Format FAT32 with 32k Clusters

This is useful to speed up smaller drives.  The recent slew of monster drives make the 32k cluster size a default, since anything smaller than that makes too many clusters, and older systems cannot address huge numbers of clusters in their the FAT table.

By default, the format command will use the smallest cluster sizes possible for your hard drive partition.  It does this to maximize the usage of the available space.  If you use large cluster sizes, then small files will be forced to use at least one cluster, which wastes space.  However it wastes a small amount of space, and with todays huge drives - this is no longer an issue.

What is an issue is how fast your system can read and write files from the hard drive.  The larger the cluster size - the larger "chunks" that are fetched from the drive.  This speeds up performance.  For example, many drives were formatted with 4k clusters.  This means to read 32k of data, the system must perform eight fetches -  4k per fetch.  If you had instead formatted the same drive using 32k clusters, the system would only have to perform one fetch.

The format command is done in DOS, and the syntax is as follows :

format x: /z:64
    where x= your hard drive letter will format 32k clusters under fat 32.

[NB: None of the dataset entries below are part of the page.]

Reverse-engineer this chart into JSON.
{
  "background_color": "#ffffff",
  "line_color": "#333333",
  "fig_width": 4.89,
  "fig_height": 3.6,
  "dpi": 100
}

for other sizes of clusters :

FORMAT x: /Z:n     - where n is the number of 512 byte sectors in a cluster;
    NOTE:  n must be a number 2^x, so: 1, 2, 4, 8, 16, 32, 64, ...

Examples:

format c: /z:32 (for 32 - 512 byte sectors per cluster = 16 bytes per cluster)
format c: /z:16 (for 16 - 512 byte sectors per cluster = 8k bytes per cluster)
etc.

NOTE: if you do not specify with the /z switch, it will default to 4 kB per cluster if possible (unless the drive is too big, then it may have to use larger cluster sizes). The minimum size of the drive partition for the default 4 kB clusters is 504 MB. This minimum size changes if you use larger cluster sizes, as does the maximum size.